Zykadia (ceritinib; formerly LDK378) has been given the go-ahead to treat patients with ALK-positive, metastatic NSCLC who cannot tolerate or have failed treatment with Pfizer’s Xalkori (crizotinib), the only other ALK inhibitor currently on the market in the US.
The FDA has approved Zykadia in a remarkably quick time, delivering its verdict on the drug four months ahead of the review deadline in a validation of the benefits of a new drug being awarded breakthrough status by the agency.

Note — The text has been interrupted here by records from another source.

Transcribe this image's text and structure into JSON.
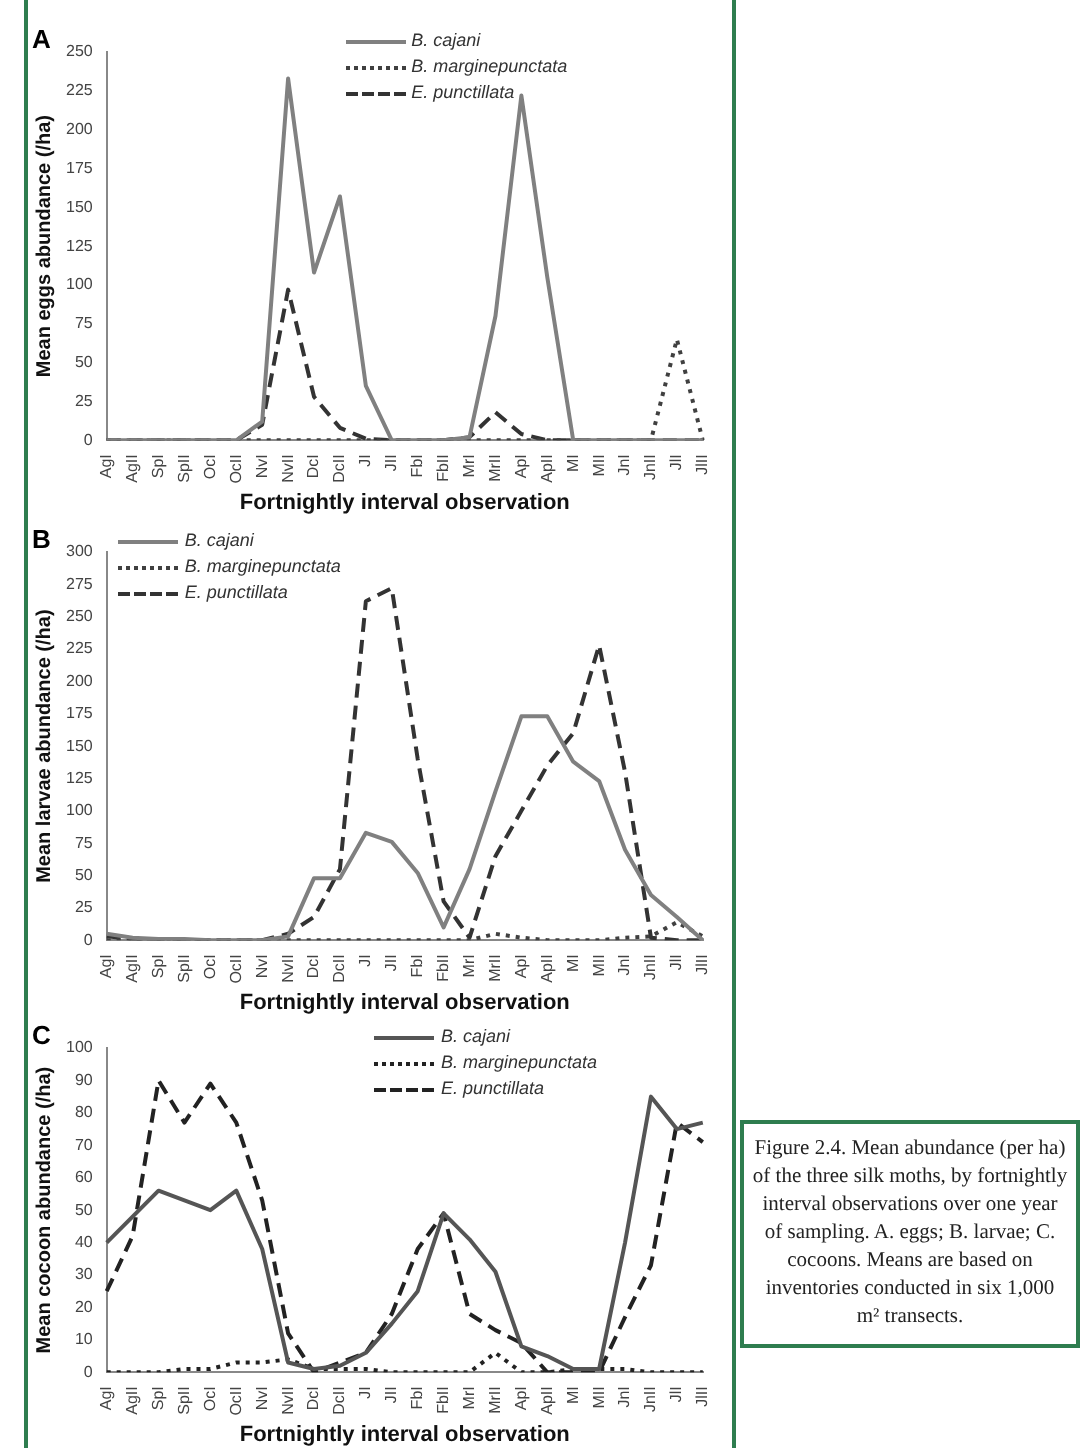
{
  "chart_data": [
    {
      "type": "line",
      "title": "A",
      "xlabel": "Fortnightly interval observation",
      "ylabel": "Mean eggs abundance (/ha)",
      "categories": [
        "AgI",
        "AgII",
        "SpI",
        "SpII",
        "OcI",
        "OcII",
        "NvI",
        "NvII",
        "DcI",
        "DcII",
        "JI",
        "JII",
        "FbI",
        "FbII",
        "MrI",
        "MrII",
        "ApI",
        "ApII",
        "MI",
        "MII",
        "JnI",
        "JnII",
        "JlI",
        "JlII"
      ],
      "series": [
        {
          "name": "B. cajani",
          "color": "#808080",
          "line_style": "solid",
          "values": [
            0,
            0,
            0,
            0,
            0,
            0,
            12,
            233,
            108,
            157,
            35,
            0,
            0,
            0,
            2,
            80,
            222,
            105,
            0,
            0,
            0,
            0,
            0,
            0
          ]
        },
        {
          "name": "B. marginepunctata",
          "color": "#404040",
          "line_style": "dotted",
          "values": [
            0,
            0,
            0,
            0,
            0,
            0,
            0,
            0,
            0,
            0,
            0,
            0,
            0,
            0,
            0,
            0,
            0,
            0,
            0,
            0,
            0,
            0,
            65,
            0
          ]
        },
        {
          "name": "E. punctillata",
          "color": "#333333",
          "line_style": "dashed",
          "values": [
            0,
            0,
            0,
            0,
            0,
            0,
            10,
            97,
            28,
            8,
            1,
            0,
            0,
            0,
            2,
            18,
            4,
            0,
            0,
            0,
            0,
            0,
            0,
            0
          ]
        }
      ],
      "ylim": [
        0,
        250
      ],
      "yticks": [
        0,
        25,
        50,
        75,
        100,
        125,
        150,
        175,
        200,
        225,
        250
      ],
      "grid": false,
      "legend": "top",
      "marker": "none"
    },
    {
      "type": "line",
      "title": "B",
      "xlabel": "Fortnightly interval observation",
      "ylabel": "Mean larvae abundance (/ha)",
      "categories": [
        "AgI",
        "AgII",
        "SpI",
        "SpII",
        "OcI",
        "OcII",
        "NvI",
        "NvII",
        "DcI",
        "DcII",
        "JI",
        "JII",
        "FbI",
        "FbII",
        "MrI",
        "MrII",
        "ApI",
        "ApII",
        "MI",
        "MII",
        "JnI",
        "JnII",
        "JlI",
        "JlII"
      ],
      "series": [
        {
          "name": "B. cajani",
          "color": "#808080",
          "line_style": "solid",
          "values": [
            5,
            2,
            1,
            1,
            0,
            0,
            0,
            3,
            48,
            48,
            83,
            76,
            52,
            10,
            55,
            115,
            173,
            173,
            138,
            123,
            70,
            35,
            18,
            0
          ]
        },
        {
          "name": "B. marginepunctata",
          "color": "#404040",
          "line_style": "dotted",
          "values": [
            0,
            0,
            0,
            0,
            0,
            0,
            0,
            0,
            0,
            0,
            0,
            0,
            0,
            0,
            0,
            5,
            2,
            0,
            0,
            0,
            2,
            3,
            14,
            3
          ]
        },
        {
          "name": "E. punctillata",
          "color": "#333333",
          "line_style": "dashed",
          "values": [
            3,
            1,
            0,
            0,
            0,
            0,
            0,
            5,
            18,
            55,
            262,
            272,
            140,
            30,
            2,
            65,
            100,
            135,
            160,
            228,
            130,
            2,
            0,
            0
          ]
        }
      ],
      "ylim": [
        0,
        300
      ],
      "yticks": [
        0,
        25,
        50,
        75,
        100,
        125,
        150,
        175,
        200,
        225,
        250,
        275,
        300
      ],
      "grid": false,
      "legend": "top left",
      "marker": "none"
    },
    {
      "type": "line",
      "title": "C",
      "xlabel": "Fortnightly interval observation",
      "ylabel": "Mean cocoon abundance (/ha)",
      "categories": [
        "AgI",
        "AgII",
        "SpI",
        "SpII",
        "OcI",
        "OcII",
        "NvI",
        "NvII",
        "DcI",
        "DcII",
        "JI",
        "JII",
        "FbI",
        "FbII",
        "MrI",
        "MrII",
        "ApI",
        "ApII",
        "MI",
        "MII",
        "JnI",
        "JnII",
        "JlI",
        "JlII"
      ],
      "series": [
        {
          "name": "B. cajani",
          "color": "#555555",
          "line_style": "solid",
          "values": [
            40,
            48,
            56,
            53,
            50,
            56,
            38,
            3,
            1,
            2,
            6,
            15,
            25,
            49,
            41,
            31,
            8,
            5,
            1,
            1,
            40,
            85,
            75,
            77
          ]
        },
        {
          "name": "B. marginepunctata",
          "color": "#222222",
          "line_style": "dotted",
          "values": [
            0,
            0,
            0,
            1,
            1,
            3,
            3,
            4,
            1,
            1,
            1,
            0,
            0,
            0,
            0,
            6,
            0,
            0,
            1,
            1,
            1,
            0,
            0,
            0
          ]
        },
        {
          "name": "E. punctillata",
          "color": "#222222",
          "line_style": "dashed",
          "values": [
            25,
            42,
            90,
            77,
            89,
            77,
            53,
            12,
            0,
            3,
            6,
            18,
            38,
            49,
            18,
            13,
            9,
            0,
            0,
            0,
            17,
            33,
            77,
            71
          ]
        }
      ],
      "ylim": [
        0,
        100
      ],
      "yticks": [
        0,
        10,
        20,
        30,
        40,
        50,
        60,
        70,
        80,
        90,
        100
      ],
      "grid": false,
      "legend": "top right",
      "marker": "none",
      "annotations": [
        "Figure 2.4. Mean abundance (per ha) of the three silk moths, by fortnightly interval observations over one year of sampling. A. eggs; B. larvae; C. cocoons. Means are based on inventories conducted in six 1,000 m² transects."
      ]
    }
  ]
}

Approval is based on a clinical trial of 163 participants with metastatic ALK-positive NSCLC – a form of lung cancer that typically affects younger patients and non-smokers. Results showed that 55 per cent of Zykadia-treated participants saw their tumours shrink, and this effect lasted an average of about seven months.
“The approval of Zykadia less than three and a half years after the first patient entered our clinical trial exemplifies what is possible with a highly focused approach to drug development and strong collaboration,” commented Alessandro Riva, president of Novartis Oncology.
Zykadia also acts as an ALK inhibitor – with a slightly different profile to Xalkori – and will launch at a price of $13,500 per month. Analysts have predicted sales of around $330m for Novartis’ entrant by 2018, lagging behind Xalkori, which is predicted to reach more than $800m in the same year. In 2013 Xalkori sales were $282m.
Meanwhile, other companies with ALK inhibitors in late-stage development include Roche/Chugai (alectinib; RG7853) and Ariad (AP26113).
The Zykadia approval “illustrates how a greater understanding of the underlying molecular pathways of a disease can lead to the development of specific therapies aimed at these pathways,” said Richard Pazdur, director of the FDA’s Office of Hematology and Oncology Products.
“It also demonstrates the FDA’s commitment to working cooperatively with companies to expedite a drug’s development, review and approval, reflecting the promise of the breakthrough therapy designation programme,” he added.